By Andrew Frye
April 11 (Bloomberg) -- Washington Mutual Inc.'s 2008 loss will be wider than first estimated, according to Goldman Sachs Group Inc., which recommended selling the shares short.
Goldman analysts including James Fotheringham increased their estimate for Seattle-based Washington Mutual's full-year loss to $3.30 a share from $1 after the company's ``highly dilutive'' share sale, the securities firm said today in a note to investors. Goldman helped arrange the $7 billion transaction earlier this week at 33 percent below the market price.
Washington Mutual, the biggest U.S. savings and loan, almost doubled the shares outstanding in return for capital from a group led by David Bonderman's TPG Inc. The sale helped ease investor concern that losses on subprime mortgages threatened the lender's survival. Goldman's report today said the company may still face another $23 billion in mortgage-related losses.

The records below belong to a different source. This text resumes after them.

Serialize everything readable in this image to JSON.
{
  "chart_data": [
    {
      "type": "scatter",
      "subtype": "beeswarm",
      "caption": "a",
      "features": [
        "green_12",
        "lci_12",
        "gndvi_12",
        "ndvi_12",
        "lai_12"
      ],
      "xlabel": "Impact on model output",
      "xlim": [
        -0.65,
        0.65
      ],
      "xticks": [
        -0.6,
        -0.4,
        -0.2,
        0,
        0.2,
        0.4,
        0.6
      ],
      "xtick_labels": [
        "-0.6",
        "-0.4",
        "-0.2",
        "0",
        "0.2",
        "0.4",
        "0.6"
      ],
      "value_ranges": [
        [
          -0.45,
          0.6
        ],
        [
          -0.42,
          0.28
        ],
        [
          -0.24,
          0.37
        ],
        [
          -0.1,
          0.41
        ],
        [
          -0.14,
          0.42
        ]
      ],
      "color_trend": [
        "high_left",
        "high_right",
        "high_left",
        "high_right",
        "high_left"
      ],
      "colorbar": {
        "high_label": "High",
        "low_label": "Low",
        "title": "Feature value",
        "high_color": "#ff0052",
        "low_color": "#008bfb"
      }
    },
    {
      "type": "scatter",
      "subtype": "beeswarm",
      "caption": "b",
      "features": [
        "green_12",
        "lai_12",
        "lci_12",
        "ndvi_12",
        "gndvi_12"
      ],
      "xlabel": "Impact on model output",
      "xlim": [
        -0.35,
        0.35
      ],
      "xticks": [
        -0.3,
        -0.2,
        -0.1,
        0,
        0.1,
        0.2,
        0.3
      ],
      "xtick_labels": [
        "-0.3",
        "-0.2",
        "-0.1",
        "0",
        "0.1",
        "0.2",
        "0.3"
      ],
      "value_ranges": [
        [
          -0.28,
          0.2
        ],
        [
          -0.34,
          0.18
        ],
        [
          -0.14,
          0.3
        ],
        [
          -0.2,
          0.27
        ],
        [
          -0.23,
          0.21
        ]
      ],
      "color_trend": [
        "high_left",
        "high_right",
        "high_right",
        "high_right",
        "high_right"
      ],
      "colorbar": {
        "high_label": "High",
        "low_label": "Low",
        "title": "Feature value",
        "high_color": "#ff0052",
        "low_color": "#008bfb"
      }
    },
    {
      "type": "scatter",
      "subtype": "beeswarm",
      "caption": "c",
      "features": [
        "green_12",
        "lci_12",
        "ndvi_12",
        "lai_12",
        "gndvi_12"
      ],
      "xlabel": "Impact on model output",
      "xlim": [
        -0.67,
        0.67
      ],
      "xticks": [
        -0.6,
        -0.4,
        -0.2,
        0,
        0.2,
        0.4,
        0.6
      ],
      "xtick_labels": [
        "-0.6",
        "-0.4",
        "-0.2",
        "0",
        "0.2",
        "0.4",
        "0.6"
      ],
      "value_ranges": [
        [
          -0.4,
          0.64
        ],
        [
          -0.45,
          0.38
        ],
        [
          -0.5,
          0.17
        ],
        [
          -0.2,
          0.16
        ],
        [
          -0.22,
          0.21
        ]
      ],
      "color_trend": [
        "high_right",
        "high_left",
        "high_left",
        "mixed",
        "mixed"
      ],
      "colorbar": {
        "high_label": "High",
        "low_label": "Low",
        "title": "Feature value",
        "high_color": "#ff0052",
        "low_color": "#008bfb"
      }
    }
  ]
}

``They're in the eye of the storm in terms of the credit markets,'' said Brian Horey, president of Aurelian Management LLC, who has sold Washington Mutual short. ``We're seeing the underlying credit problems come to the surface and there is no obvious way to fix.''
Washington Mutual, known as WaMu, dropped 47 cents, or 4.1 percent, to $10.95 at 4:15 p.m. in New York Stock Exchange composite trading. The lender fell 72 percent in 12 months, leaving the company with a market value of about $9.7 billion.
First-Quarter Loss
Washington Mutual will set aside $3.5 billion to cover expected losses on home loans, the company said April 8 as it reported a $1.1 billion first-quarter loss. The company will stop making loans through mortgage brokers and close 186 home-lending offices amid the worst housing slump in a quarter of a century.
``WaMu is most exposed to states where we forecast severe home price depreciation, and subsequent mortgage credit deterioration,'' the analysts wrote. Goldman expects mortgage- related losses between $17 billion and $23 billion, the analysts said. Washington Mutual may have a $14 billion provision charge in 2008, the analysts said.
Washington Mutual sold 176 million shares to investors led by Fort Worth, Texas-based TPG at $8.75 apiece, the company said. The transaction also included convertible preferred stock and warrants. Chief Executive Officer Kerry Killinger, who had been struggling to reassure investors the lender has enough capital to stay afloat, rejected a bid by JPMorgan Chase & Co., the third- largest U.S. bank, that valued the company at about $8 a share, a person familiar with the talks said.
`Strong Barriers'
Goldman spokesman Ed Canaday said the firm has ``strong barriers'' between the research division of which Fotheringham is a part and its business of managing share sales.
``This proves that there are clear divisions, or clear separations, between divisions that should be separate,'' Canaday said in an interview.
Spokesman Owen Blicksilver didn't have a comment on behalf of TPG.
Washington Mutual risks more losses on consumer lending, the Goldman analysts said. ``WaMu leads its peers with respect to recent growth in credit-card delinquencies,'' they said.
Fotheringham advised Goldman's clients to sell short, which is the sale of stock borrowed from shareholders. People who sell short hope to profit by repurchasing the securities later at a lower price and returning them to the holder.
Goldman reiterated its ``outperform'' rating on Washington Mutual bonds and credit-default swaps.